苦手な人がいる。
「にんげんだもの」に終着しそうな言葉から始まったが、事実僕には苦手な人がいる。嫌いというほど積極的に憎んでいるわけでもなく、ただ苦手なのだ。
想像してほしい。ここに大きな鏡がある。その鏡は自分の嫌な部分が鮮明に映し出されるのだ。自分が人よりも劣っていると思っている部分、自分が嫌いだからなんとか治そうとしている部分。
その部分は社会的に見せられないから自分の中で押し殺して隠しているが、確かに自分の中にある。差別意識や暴力衝動、願望。恥ずべき感情。
それが映るのだ。もう十分に分かっているからその鏡をどけてほしいと思っても、決して動かない。自分の嫌な部分を見て耐える時間がずっと続く。
話が抽象的になってしまったが、その人を見るといつもそんな思いにかられている。自分の嫌な部分を否定し矯正することで、僕はある程度の成長をし社会に適応しようとしてきた。しかし昨日、その人からLINEのグループチャットに連絡が入って以来、僕の心はざわついている。
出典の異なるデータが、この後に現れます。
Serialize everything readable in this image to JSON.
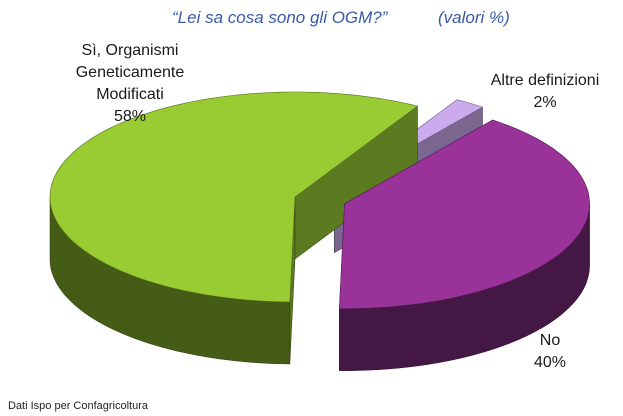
{
  "chart_data": {
    "type": "pie3d",
    "title": "“Lei sa cosa sono gli OGM?”",
    "subtitle": "(valori %)",
    "categories": [
      "Sì, Organismi Geneticamente Modificati",
      "No",
      "Altre definizioni"
    ],
    "values": [
      58,
      40,
      2
    ],
    "value_labels": [
      "58%",
      "40%",
      "2%"
    ],
    "colors": [
      "#99cc33",
      "#993399",
      "#ccaaee"
    ],
    "source": "Dati  Ispo per Confagricoltura"
  }
}
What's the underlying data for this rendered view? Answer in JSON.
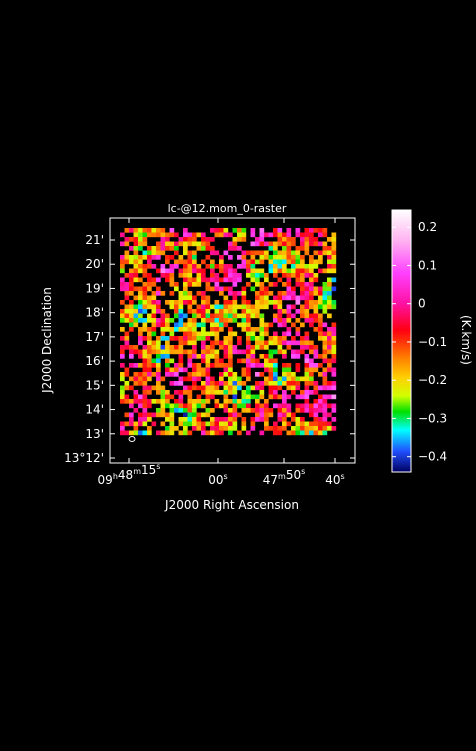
{
  "chart_data": {
    "type": "heatmap",
    "title": "lc-@12.mom_0-raster",
    "xlabel": "J2000 Right Ascension",
    "ylabel": "J2000 Declination",
    "x_ticks": [
      {
        "label": "09h48m15s",
        "pre": "09",
        "hsup": "h",
        "mid": "48",
        "msup": "m",
        "num": "15",
        "sup": "s"
      },
      {
        "label": "00s",
        "num": "00",
        "sup": "s"
      },
      {
        "label": "47m50s",
        "pre": "47",
        "msup": "m",
        "num": "50",
        "sup": "s"
      },
      {
        "label": "40s",
        "num": "40",
        "sup": "s"
      }
    ],
    "y_ticks": [
      "13°12'",
      "13'",
      "14'",
      "15'",
      "16'",
      "17'",
      "18'",
      "19'",
      "20'",
      "21'"
    ],
    "y_values_arcmin": [
      12,
      13,
      14,
      15,
      16,
      17,
      18,
      19,
      20,
      21
    ],
    "colorbar": {
      "label": "(K.km/s)",
      "range": [
        -0.44,
        0.245
      ],
      "ticks": [
        0.2,
        0.1,
        0,
        -0.1,
        -0.2,
        -0.3,
        -0.4
      ],
      "tick_labels": [
        "0.2",
        "0.1",
        "0",
        "−0.1",
        "−0.2",
        "−0.3",
        "−0.4"
      ]
    },
    "colormap": "white-pink-magenta-red-orange-yellow-green-cyan-blue-navy",
    "beam_marker": "ellipse bottom-left",
    "grid": false,
    "background_color": "#000000"
  }
}
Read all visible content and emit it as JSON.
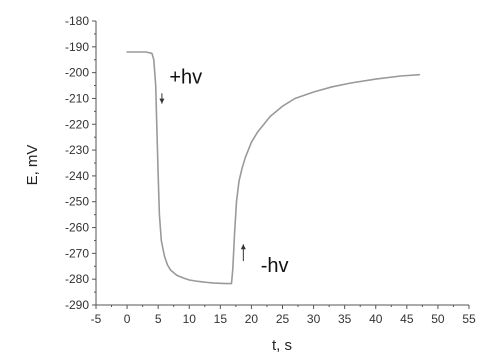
{
  "chart_data": {
    "type": "line",
    "xlabel": "t, s",
    "ylabel": "E, mV",
    "xlim": [
      -5,
      55
    ],
    "ylim": [
      -290,
      -180
    ],
    "xticks": [
      -5,
      0,
      5,
      10,
      15,
      20,
      25,
      30,
      35,
      40,
      45,
      50,
      55
    ],
    "yticks": [
      -180,
      -190,
      -200,
      -210,
      -220,
      -230,
      -240,
      -250,
      -260,
      -270,
      -280,
      -290
    ],
    "grid": false,
    "legend": "none",
    "line_color": "#9a9a9a",
    "series": [
      {
        "x": [
          0,
          1,
          2,
          3,
          4,
          4.3,
          4.6,
          4.8,
          5.0,
          5.2,
          5.5,
          6.0,
          6.5,
          7,
          8,
          9,
          10,
          11,
          12,
          13,
          14,
          15,
          16,
          16.8,
          17.0,
          17.3,
          17.6,
          18,
          18.5,
          19,
          20,
          21,
          22,
          23,
          24,
          25,
          27,
          30,
          33,
          36,
          40,
          44,
          47
        ],
        "y": [
          -192,
          -192,
          -192,
          -192,
          -192.5,
          -195,
          -205,
          -222,
          -240,
          -255,
          -265,
          -271,
          -274.5,
          -276.5,
          -278.5,
          -279.5,
          -280.3,
          -280.7,
          -281,
          -281.3,
          -281.5,
          -281.6,
          -281.7,
          -281.7,
          -276,
          -262,
          -250,
          -242,
          -237,
          -233,
          -227,
          -223,
          -220,
          -217,
          -215,
          -213,
          -210,
          -207.5,
          -205.5,
          -204,
          -202.5,
          -201.3,
          -200.8
        ]
      }
    ],
    "annotations": [
      {
        "text": "+hv",
        "x": 6.8,
        "y": -201.5,
        "arrow_direction": "down",
        "arrow_x": 5.6,
        "arrow_y_from": -208,
        "arrow_y_to": -212
      },
      {
        "text": "-hv",
        "x": 21.5,
        "y": -274.5,
        "arrow_direction": "up",
        "arrow_x": 18.7,
        "arrow_y_from": -273,
        "arrow_y_to": -266.5
      }
    ]
  }
}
通知の画面で内容は少し読んだが、LINE上では未読のままにしている。細かい内容はここに記載しないが何やらうまくいっているらしい。報告のメッセージだった。それに対してグループの人たちが称賛のメッセージを送っている。僕はそれに嫉妬している。嫉妬しているが、嫉妬なんてしていないふりを全力でする。そういうふりをすることがしんどくなって、数年前から僕はLINEを未読にするようになったのだった。辛くないふりをすることと他人の詮索をこれまでの人間関係と天秤にかけた。僕は次々に人間関係を切っていく方を選んでいった。それが楽だった。気づけば、僕の周りには片手で数えられる程の人間関係しか残っていなかった。
彼のことに戻る。彼のことで忘れられない出来事がある。10年ほど前に僕の家で飲み会を開いた際に、彼が時間通りに来られず遅れてきた。その飲み会では数人の誕生日を祝う目的もあり、彼も誕生日が近く祝われる予定だったが、かなりの遅刻だったので、集まった人たちはほとんど帰っていた。僕ともう一人は彼が遅れてでも来ることを知り、彼の来るのを待っていた。彼は来るなりほとんど人がいないことに(僕たち二人しか残っていないことに)不快な表情をし落胆していた。僕たちは、用意してあった皆からのプレゼントと残してあったケーキを差し出した。彼は迷惑そうにケーキを口に詰め込み、用意してあったプレゼントをひったくるようにして受け取り、「ありがとうございました」と吐き捨てるように言って帰っていった。彼の滞在は到着してから5分にも満たなかった。僕たち二人は彼が帰っていったあとに残されて、片付けをした。二人ともに彼に対して憤慨していた。
彼としてはせっかく来たのに、たった二人しか待っていなかったことが嫌だったのだろう。しかし僕たちとしては遅刻したのは彼であり、他の人たちの都合は変えられない。遅刻してでも彼が来ると言うから待って祝ってあげようと思っていたのに露骨に嫌な顔をしたのだ。僕たちの好意に対して、彼は形だけでも喜んだその場を過ごすということもできたはずだ。そうしなかったのは彼にも何か事情があったのかもしれないが、僕たちとしては嫌な気持ちが残った。
あの時彼に対して不快な感情を持ってしまい、それが決定的となって僕の頭の奥に残っている。ただの一度の些細な失礼な男の小さな出来事なのかもしれないが、拭い去ることはできていない。
おそらく彼は覚えていないだろう。僕も蒸し返してまで思い出させたいことでもない。しかし許す気にはなれていない。許さないままに蓋をして、あの出来事は終わってしまったのだ。不快な感情はそのまま僕の中に保存されている。
かくして些細な失礼な男の出来事は、そんなことすら許すこともできないのかと僕の自意識が責める格好の材料になっている。